O problema é que as leis que regulam as relações jurídicas refletem os ideais e os valores vigentes na comunidade à época de sua elaboração, os quais, convenhamos, não costumam demorar para se tornarem obsoletos frente às constantes transformações sociais.
Surge, então, um interessante e inevitável conflito: a realidade social vs. a realidade normativa.
Por vezes, a discrepância entre essas duas realidades é tão gritante que o próprio legislador se encarrega de modificar a segunda. O Código Civil de 1916 e o Código de Processo Civil de 1973, por exemplo, foram ab-rogados pelos estatutos de 2002 e 2015, respectivamente, porque os cenários em que foram editados haviam se tornado tão diversos daqueles aos quais estavam sendo aplicados, que não valeria a pena submetê-los a meras reformas pontuais.

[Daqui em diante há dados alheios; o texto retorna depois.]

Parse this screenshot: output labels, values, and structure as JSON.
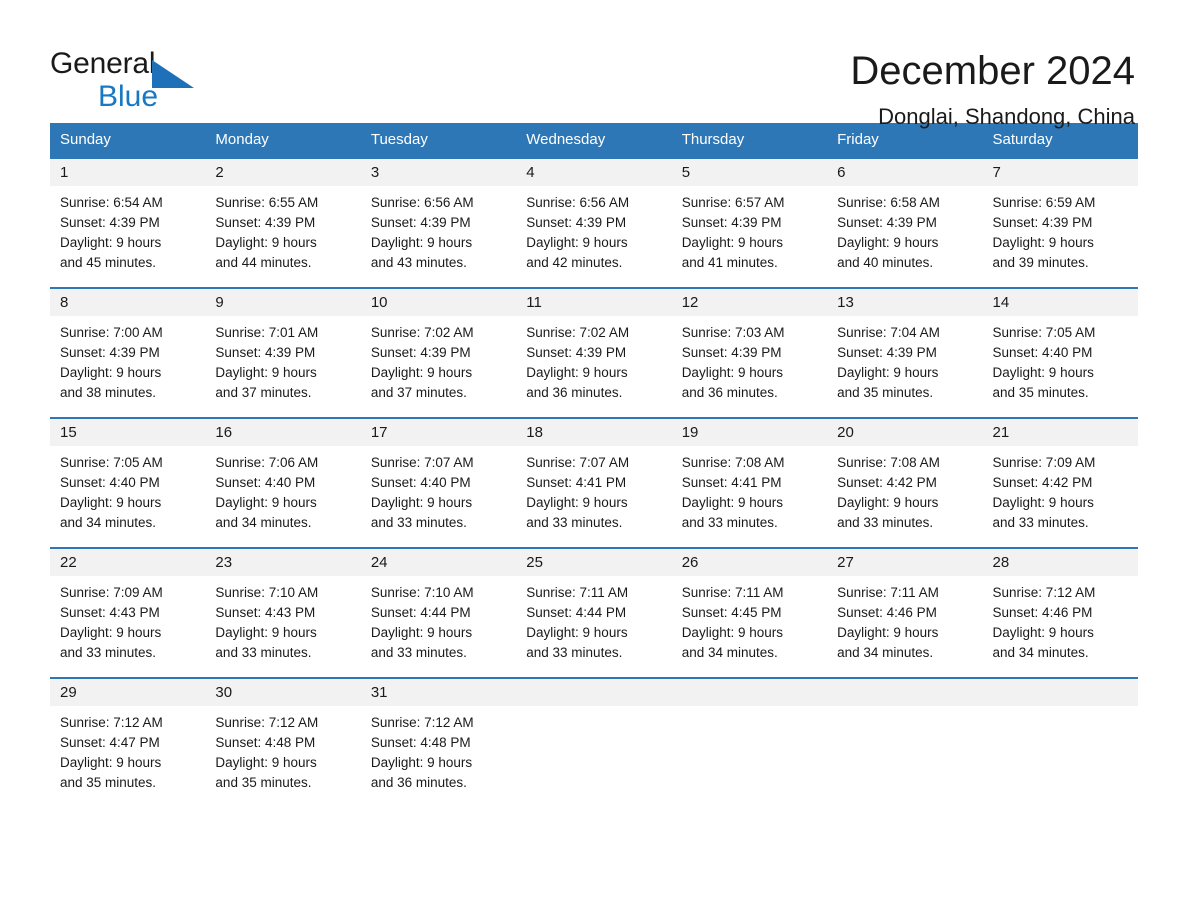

Em outras ocasiões, contudo, os ideais e valores que orientaram o legislador a elaborar certo diploma parecem se manter vivos mesmo com o passar do tempo, muito embora algumas de suas disposições precisem ser revistas aqui e ali. Nesses casos, a derrogação se encarrega de retirá-las do universo jurídico, como aconteceu com a figura típica prevista pelo artigo 240 do Código Penal, que considerava crime a prática de adultério.
O problema é que esse processo de alteração da realidade normativa costuma ser lento. Demasiadamente lento, em algumas vezes. Por depender de um verdadeiro processo legislativo, fica condicionado à atuação e à prévia aprovação pelas casas legislativas, o que, por si só, já consome significativo período de tempo.
Por incrível que pareça, a coisa se facilita um pouco quando, além de discrepante com a realidade social, a lei vigente se revele inconstitucional. É que, nesse caso, a palavra final a respeito não é dos Poderes Executivo ou Legislativo, mas sim do Poder Judiciário, que dispõe de meios muito mais rápidos, simples e baratos para efetuar a compatibilidade de atos normativos com a Constituição Federal.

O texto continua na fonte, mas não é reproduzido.